Warning that next fiscal may also be tough, Icra said "while the execution of ongoing projects and healthy order books may support growth in the current year, investment growth is likely to moderate substantially in FY13 unless policy issues are addressed and there is a substantial pick up in the pace of implementation of big ticket economic reforms."
However, the report is a bit positive on inflation. It said headline inflation is likely to have peaked and will decline to around 7 per cent by March, unless commodity prices jump sharply in the coming months. Core inflation stood at 9.72 per cent in October.
But it warned any further fall in the rupee will exacerbate inflationary pressures. The rupee lost 14.5 per cent since January and touched a life-low of Rs 52.72 last Wednesday against the American dollar.
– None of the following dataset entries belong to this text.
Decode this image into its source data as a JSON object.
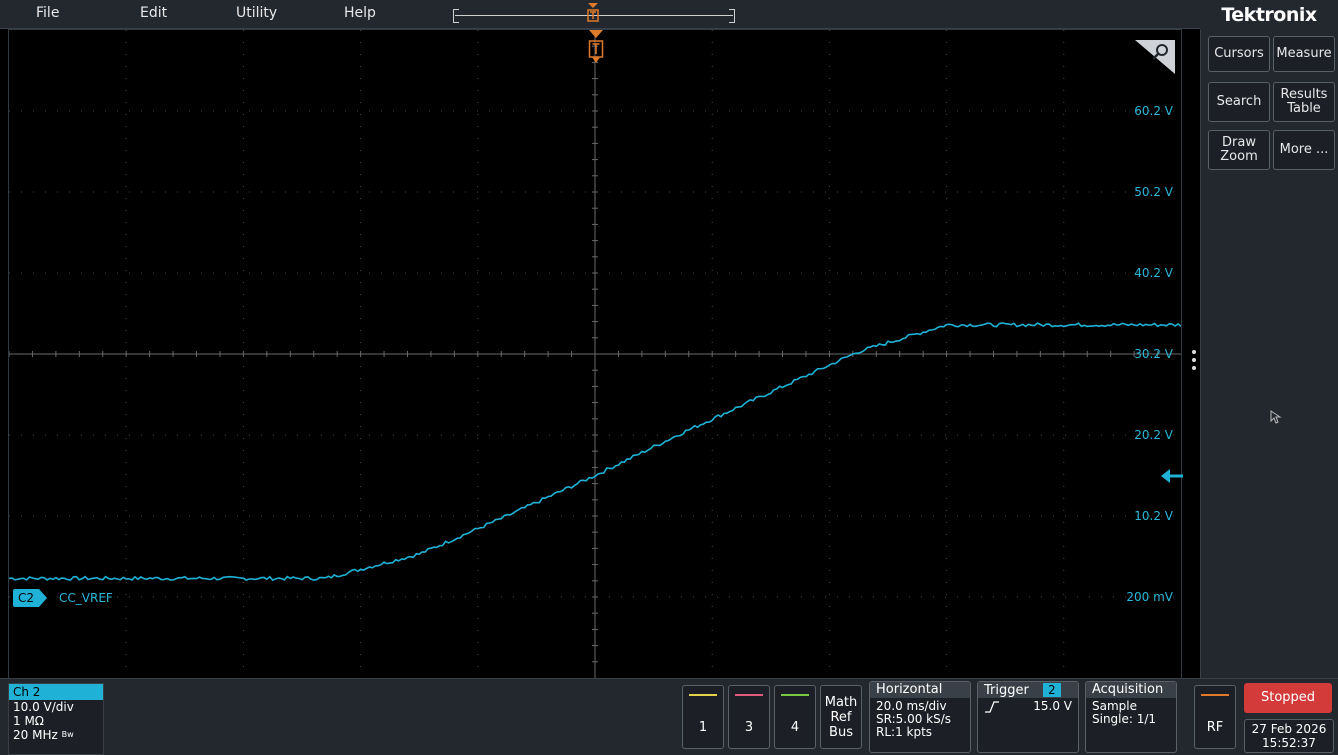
{
  "menu": {
    "file": "File",
    "edit": "Edit",
    "utility": "Utility",
    "help": "Help"
  },
  "brand": "Tektronix",
  "colors": {
    "channel2": "#1fb2d6",
    "channel3": "#e05b7d",
    "channel4": "#7ac943",
    "channel1": "#e5d24b",
    "trigger": "#e07a2a",
    "stopped": "#d33a3a",
    "rf": "#e07a2a"
  },
  "icons": {
    "zoom": "magnifier-icon",
    "trigger": "trigger-flag-icon",
    "level": "trigger-level-arrow-icon",
    "handle": "vertical-ellipsis-icon"
  },
  "waveform": {
    "channel_badge": "C2",
    "channel_name": "CC_VREF",
    "trigger_flag_label": "T",
    "voltage_labels": [
      "60.2 V",
      "50.2 V",
      "40.2 V",
      "30.2 V",
      "20.2 V",
      "10.2 V",
      "200 mV"
    ]
  },
  "chart_data": {
    "type": "line",
    "title": "",
    "xlabel": "",
    "ylabel": "",
    "grid": true,
    "x_units": "ms",
    "x_range": [
      -100,
      100
    ],
    "ylim": [
      -9.8,
      70.2
    ],
    "series": [
      {
        "name": "CC_VREF",
        "x": [
          -100,
          -60,
          -46,
          -30,
          -15,
          0,
          15,
          30,
          45,
          60,
          80,
          100
        ],
        "y": [
          2.5,
          2.5,
          2.5,
          5.5,
          10.2,
          15.2,
          20.5,
          25.5,
          30.5,
          33.8,
          33.8,
          33.8
        ]
      }
    ]
  },
  "side_buttons": {
    "cursors": "Cursors",
    "measure": "Measure",
    "search": "Search",
    "results_line1": "Results",
    "results_line2": "Table",
    "drawzoom_line1": "Draw",
    "drawzoom_line2": "Zoom",
    "more": "More ..."
  },
  "ch2": {
    "title": "Ch 2",
    "scale": "10.0 V/div",
    "impedance": "1 MΩ",
    "bandwidth": "20 MHz",
    "bw_mark": "Bw"
  },
  "channels": {
    "c1": "1",
    "c3": "3",
    "c4": "4"
  },
  "mathrefbus": {
    "math": "Math",
    "ref": "Ref",
    "bus": "Bus"
  },
  "horizontal": {
    "title": "Horizontal",
    "scale": "20.0 ms/div",
    "sample_rate": "SR:5.00 kS/s",
    "record_length": "RL:1 kpts"
  },
  "trigger": {
    "title": "Trigger",
    "source": "2",
    "level": "15.0 V"
  },
  "acquisition": {
    "title": "Acquisition",
    "mode": "Sample",
    "single": "Single: 1/1"
  },
  "rf": "RF",
  "status": {
    "stopped": "Stopped",
    "date": "27 Feb 2026",
    "time": "15:52:37"
  }
}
However, after weeks of free fall it gained 25 paise to 51.95 today.
On fiscal deficit, Icra warned it may even cross 5.5 per cent and touch 5.8 per cent if oil companies are further compensated for under-recoveries in H2. Tax collection grew by 14 per cent in H1 against a budget forecast of 18 per cent.
The report warned that elevated input prices, higher interest rates and a falling rupee are likely to compress the margins of producers, leading to further slower tax mop.
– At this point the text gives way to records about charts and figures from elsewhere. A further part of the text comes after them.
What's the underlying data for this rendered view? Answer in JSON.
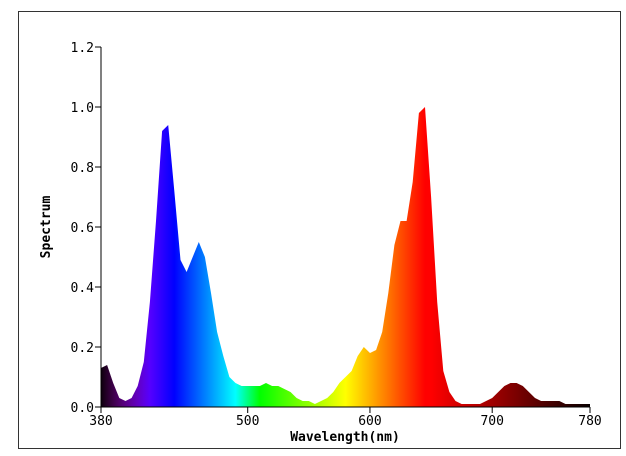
{
  "chart_data": {
    "type": "area",
    "title": "",
    "xlabel": "Wavelength(nm)",
    "ylabel": "Spectrum",
    "xlim": [
      380,
      780
    ],
    "ylim": [
      0,
      1.2
    ],
    "xticks": [
      380,
      500,
      600,
      700,
      780
    ],
    "xtick_labels": [
      "380",
      "500",
      "600",
      "700",
      "780"
    ],
    "yticks": [
      0,
      0.2,
      0.4,
      0.6,
      0.8,
      1.0,
      1.2
    ],
    "ytick_labels": [
      "0.0",
      "0.2",
      "0.4",
      "0.6",
      "0.8",
      "1.0",
      "1.2"
    ],
    "fill": "visible-spectrum color gradient by wavelength",
    "grid": false,
    "x": [
      380,
      385,
      390,
      395,
      400,
      405,
      410,
      415,
      420,
      425,
      430,
      435,
      440,
      445,
      450,
      455,
      460,
      465,
      470,
      475,
      480,
      485,
      490,
      495,
      500,
      505,
      510,
      515,
      520,
      525,
      530,
      535,
      540,
      545,
      550,
      555,
      560,
      565,
      570,
      575,
      580,
      585,
      590,
      595,
      600,
      605,
      610,
      615,
      620,
      625,
      630,
      635,
      640,
      645,
      650,
      655,
      660,
      665,
      670,
      675,
      680,
      685,
      690,
      695,
      700,
      705,
      710,
      715,
      720,
      725,
      730,
      735,
      740,
      745,
      750,
      755,
      760,
      765,
      770,
      775,
      780
    ],
    "values": [
      0.13,
      0.14,
      0.08,
      0.03,
      0.02,
      0.03,
      0.07,
      0.15,
      0.35,
      0.62,
      0.92,
      0.94,
      0.72,
      0.49,
      0.45,
      0.5,
      0.55,
      0.5,
      0.38,
      0.25,
      0.17,
      0.1,
      0.08,
      0.07,
      0.07,
      0.07,
      0.07,
      0.08,
      0.07,
      0.07,
      0.06,
      0.05,
      0.03,
      0.02,
      0.02,
      0.01,
      0.02,
      0.03,
      0.05,
      0.08,
      0.1,
      0.12,
      0.17,
      0.2,
      0.18,
      0.19,
      0.25,
      0.38,
      0.54,
      0.62,
      0.62,
      0.75,
      0.98,
      1.0,
      0.7,
      0.35,
      0.12,
      0.05,
      0.02,
      0.01,
      0.01,
      0.01,
      0.01,
      0.02,
      0.03,
      0.05,
      0.07,
      0.08,
      0.08,
      0.07,
      0.05,
      0.03,
      0.02,
      0.02,
      0.02,
      0.02,
      0.01,
      0.01,
      0.01,
      0.01,
      0.01
    ]
  }
}
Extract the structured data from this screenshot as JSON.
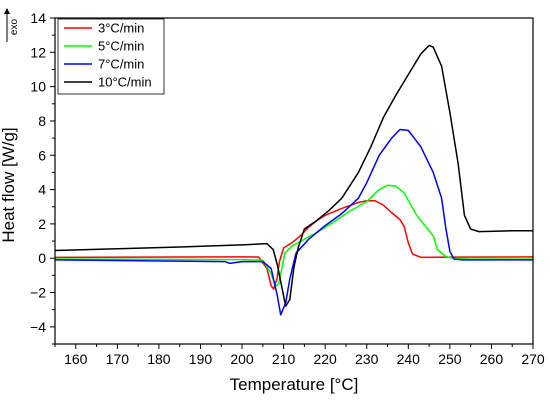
{
  "chart_data": {
    "type": "line",
    "xlabel": "Temperature [°C]",
    "ylabel": "Heat flow [W/g]",
    "exo_label": "exo",
    "xlim": [
      155,
      270
    ],
    "ylim": [
      -5,
      14
    ],
    "xticks": [
      160,
      170,
      180,
      190,
      200,
      210,
      220,
      230,
      240,
      250,
      260,
      270
    ],
    "yticks": [
      -4,
      -2,
      0,
      2,
      4,
      6,
      8,
      10,
      12,
      14
    ],
    "grid": false,
    "legend_position": "top-left",
    "series": [
      {
        "name": "3°C/min",
        "color": "#ff0000",
        "points": [
          [
            155,
            0.05
          ],
          [
            200,
            0.08
          ],
          [
            204,
            0.07
          ],
          [
            206,
            -0.6
          ],
          [
            207,
            -1.6
          ],
          [
            207.6,
            -1.8
          ],
          [
            208.4,
            -1.2
          ],
          [
            209,
            -0.2
          ],
          [
            210,
            0.6
          ],
          [
            212,
            0.9
          ],
          [
            214,
            1.3
          ],
          [
            216,
            1.8
          ],
          [
            218,
            2.2
          ],
          [
            220,
            2.5
          ],
          [
            224,
            2.9
          ],
          [
            228,
            3.25
          ],
          [
            230,
            3.35
          ],
          [
            232,
            3.35
          ],
          [
            234,
            3.1
          ],
          [
            236,
            2.65
          ],
          [
            238,
            2.25
          ],
          [
            239,
            1.85
          ],
          [
            240,
            0.9
          ],
          [
            241,
            0.25
          ],
          [
            243,
            0.05
          ],
          [
            250,
            0.06
          ],
          [
            270,
            0.08
          ]
        ]
      },
      {
        "name": "5°C/min",
        "color": "#00ff00",
        "points": [
          [
            155,
            -0.05
          ],
          [
            200,
            -0.08
          ],
          [
            205,
            -0.12
          ],
          [
            207,
            -0.9
          ],
          [
            208,
            -1.65
          ],
          [
            208.8,
            -1.5
          ],
          [
            209.5,
            -0.7
          ],
          [
            210.3,
            0.3
          ],
          [
            212,
            0.7
          ],
          [
            215,
            1.1
          ],
          [
            218,
            1.5
          ],
          [
            222,
            2.1
          ],
          [
            226,
            2.75
          ],
          [
            230,
            3.3
          ],
          [
            233,
            4.0
          ],
          [
            235,
            4.25
          ],
          [
            237,
            4.2
          ],
          [
            239,
            3.8
          ],
          [
            242,
            2.5
          ],
          [
            244,
            1.9
          ],
          [
            246,
            1.3
          ],
          [
            247,
            0.5
          ],
          [
            249,
            0.1
          ],
          [
            251,
            -0.02
          ],
          [
            255,
            -0.05
          ],
          [
            270,
            -0.05
          ]
        ]
      },
      {
        "name": "7°C/min",
        "color": "#0000ff",
        "points": [
          [
            155,
            -0.1
          ],
          [
            196,
            -0.2
          ],
          [
            197,
            -0.3
          ],
          [
            200,
            -0.2
          ],
          [
            205,
            -0.2
          ],
          [
            207,
            -0.6
          ],
          [
            208.5,
            -2.2
          ],
          [
            209.3,
            -3.3
          ],
          [
            210.5,
            -2.6
          ],
          [
            211.5,
            -1.2
          ],
          [
            213,
            0.3
          ],
          [
            216,
            1.1
          ],
          [
            220,
            1.9
          ],
          [
            224,
            2.6
          ],
          [
            228,
            3.5
          ],
          [
            230,
            4.4
          ],
          [
            233,
            6.0
          ],
          [
            236,
            7.0
          ],
          [
            238,
            7.5
          ],
          [
            240,
            7.45
          ],
          [
            243,
            6.5
          ],
          [
            246,
            5.0
          ],
          [
            248,
            3.5
          ],
          [
            249,
            1.8
          ],
          [
            250,
            0.4
          ],
          [
            251,
            -0.05
          ],
          [
            253,
            -0.1
          ],
          [
            270,
            -0.1
          ]
        ]
      },
      {
        "name": "10°C/min",
        "color": "#000000",
        "points": [
          [
            155,
            0.45
          ],
          [
            170,
            0.55
          ],
          [
            185,
            0.65
          ],
          [
            200,
            0.78
          ],
          [
            206,
            0.85
          ],
          [
            207.5,
            0.5
          ],
          [
            208.5,
            -0.4
          ],
          [
            209.5,
            -1.6
          ],
          [
            210.5,
            -2.8
          ],
          [
            211.5,
            -2.4
          ],
          [
            212.5,
            -0.5
          ],
          [
            213.5,
            0.6
          ],
          [
            215,
            1.7
          ],
          [
            218,
            2.2
          ],
          [
            221,
            2.8
          ],
          [
            224,
            3.5
          ],
          [
            228,
            5.0
          ],
          [
            231,
            6.5
          ],
          [
            234,
            8.2
          ],
          [
            237,
            9.5
          ],
          [
            240,
            10.7
          ],
          [
            243,
            11.9
          ],
          [
            245,
            12.4
          ],
          [
            246,
            12.3
          ],
          [
            248,
            11.2
          ],
          [
            250,
            8.5
          ],
          [
            252,
            5.5
          ],
          [
            253.5,
            2.5
          ],
          [
            255,
            1.7
          ],
          [
            257,
            1.55
          ],
          [
            265,
            1.6
          ],
          [
            270,
            1.6
          ]
        ]
      }
    ]
  }
}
Overall, the fiscal deficit in H1 reached 68 per cent of the budget estimate for the year, which pegged the deficit at 4.6 per cent of GDP. The Government is set to borrow Rs 4.7 trillion against Rs 4.17 trillion earlier announced.
Pointing out that growth impulses and business sentiments have weakened in the recent months due to a litany of factor led by regulatory issues, it said issues related to environmental clearances and land acquisition have dented business confidence and a marked slowdown in announcements of fresh projects and capacity enhancement.
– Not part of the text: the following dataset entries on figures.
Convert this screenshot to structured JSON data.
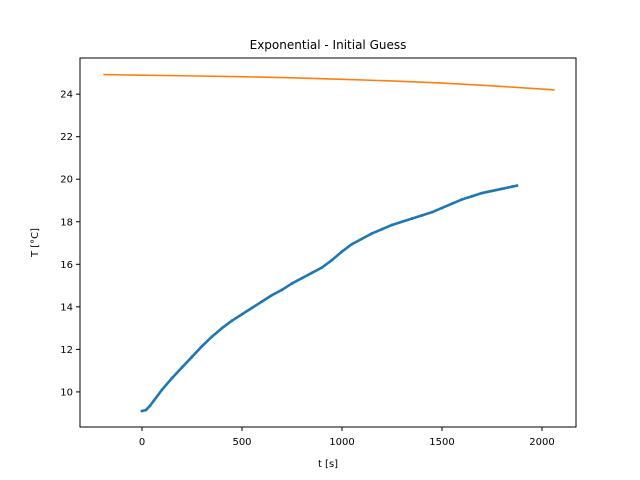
{
  "chart_data": {
    "type": "line",
    "title": "Exponential - Initial Guess",
    "xlabel": "t [s]",
    "ylabel": "T [°C]",
    "xlim": [
      -310,
      2170
    ],
    "ylim": [
      8.35,
      25.7
    ],
    "xticks": [
      0,
      500,
      1000,
      1500,
      2000
    ],
    "yticks": [
      10,
      12,
      14,
      16,
      18,
      20,
      22,
      24
    ],
    "grid": false,
    "series": [
      {
        "color": "#1f77b4",
        "style": "points",
        "x": [
          0,
          20,
          40,
          60,
          80,
          100,
          150,
          200,
          250,
          300,
          350,
          400,
          450,
          500,
          550,
          600,
          650,
          700,
          750,
          800,
          850,
          900,
          950,
          1000,
          1050,
          1100,
          1150,
          1200,
          1250,
          1300,
          1350,
          1400,
          1450,
          1500,
          1550,
          1600,
          1650,
          1700,
          1750,
          1800,
          1850,
          1875
        ],
        "y": [
          9.1,
          9.15,
          9.35,
          9.6,
          9.85,
          10.1,
          10.65,
          11.15,
          11.65,
          12.15,
          12.6,
          13.0,
          13.35,
          13.65,
          13.95,
          14.25,
          14.55,
          14.8,
          15.1,
          15.35,
          15.6,
          15.85,
          16.2,
          16.6,
          16.95,
          17.2,
          17.45,
          17.65,
          17.85,
          18.0,
          18.15,
          18.3,
          18.45,
          18.65,
          18.85,
          19.05,
          19.2,
          19.35,
          19.45,
          19.55,
          19.65,
          19.7
        ]
      },
      {
        "color": "#ff7f0e",
        "style": "line",
        "x": [
          -190,
          0,
          250,
          500,
          750,
          1000,
          1250,
          1500,
          1750,
          2000,
          2060
        ],
        "y": [
          24.92,
          24.89,
          24.86,
          24.82,
          24.77,
          24.7,
          24.62,
          24.52,
          24.39,
          24.24,
          24.2
        ]
      }
    ]
  }
}
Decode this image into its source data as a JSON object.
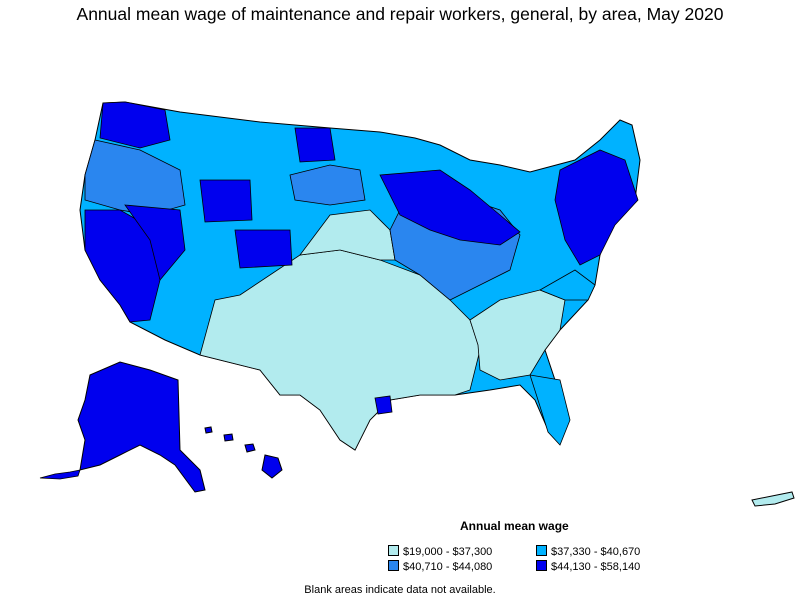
{
  "title": "Annual mean wage of maintenance and repair workers, general, by area, May 2020",
  "legend": {
    "title": "Annual mean wage",
    "items": [
      {
        "label": "$19,000 - $37,300",
        "color": "#b2ebee"
      },
      {
        "label": "$37,330 - $40,670",
        "color": "#00b2ff"
      },
      {
        "label": "$40,710 - $44,080",
        "color": "#2a86ef"
      },
      {
        "label": "$44,130 - $58,140",
        "color": "#0000ee"
      }
    ]
  },
  "note": "Blank areas indicate data not available.",
  "colors": {
    "low": "#b2ebee",
    "mid_low": "#00b2ff",
    "mid_high": "#2a86ef",
    "high": "#0000ee",
    "border": "#000000"
  }
}
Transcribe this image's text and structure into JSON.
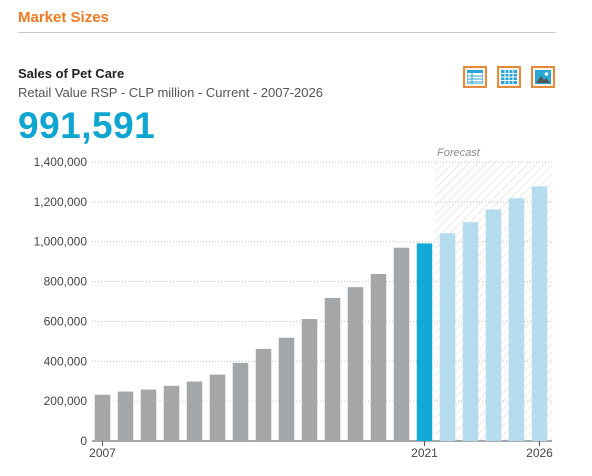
{
  "header": {
    "section_title": "Market Sizes"
  },
  "chart_header": {
    "title": "Sales of Pet Care",
    "subtitle": "Retail Value RSP - CLP million - Current - 2007-2026",
    "headline_value": "991,591"
  },
  "view_buttons": [
    {
      "icon": "table-icon"
    },
    {
      "icon": "grid-icon"
    },
    {
      "icon": "image-icon"
    }
  ],
  "colors": {
    "historic": "#a5a6a8",
    "current": "#12a9d6",
    "forecast": "#b5dcee",
    "accent": "#f07a22"
  },
  "chart_data": {
    "type": "bar",
    "categories": [
      "2007",
      "2008",
      "2009",
      "2010",
      "2011",
      "2012",
      "2013",
      "2014",
      "2015",
      "2016",
      "2017",
      "2018",
      "2019",
      "2020",
      "2021",
      "2022",
      "2023",
      "2024",
      "2025",
      "2026"
    ],
    "values": [
      232000,
      248000,
      258000,
      277000,
      298000,
      333000,
      392000,
      462000,
      518000,
      612000,
      718000,
      772000,
      838000,
      970000,
      991591,
      1042000,
      1098000,
      1162000,
      1218000,
      1278000
    ],
    "x_tick_labels": [
      "2007",
      "2021",
      "2026"
    ],
    "y_ticks": [
      0,
      200000,
      400000,
      600000,
      800000,
      1000000,
      1200000,
      1400000
    ],
    "y_tick_labels": [
      "0",
      "200,000",
      "400,000",
      "600,000",
      "800,000",
      "1,000,000",
      "1,200,000",
      "1,400,000"
    ],
    "ylim": [
      0,
      1400000
    ],
    "highlight_year": "2021",
    "forecast_start": "2022",
    "forecast_label": "Forecast",
    "grid": true
  }
}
Considerable monetary tightening (13 times or 525 basis points since March 2010) to combat sustained high inflation has resulted in a substantial hardening of interest rates, the reported noted.
Although the fiscal policy remains expansionary, higher outgo towards items such as subsidies (particularly fuel) and salaries (reflecting higher DA), limit the fiscal space available for boosting infrastructure spending to support investment growth, the rating agency warned.
On the global front, it said the economic environment remains bleak owing to the deepening sovereign debt crisis in Europe, impacting global trade and financial flows.
The report warned that the rupee fall may only help maintain the competitiveness of merchandise exports, demand for which is likely to suffer in light of the uncertain growth outlook for the advanced economies.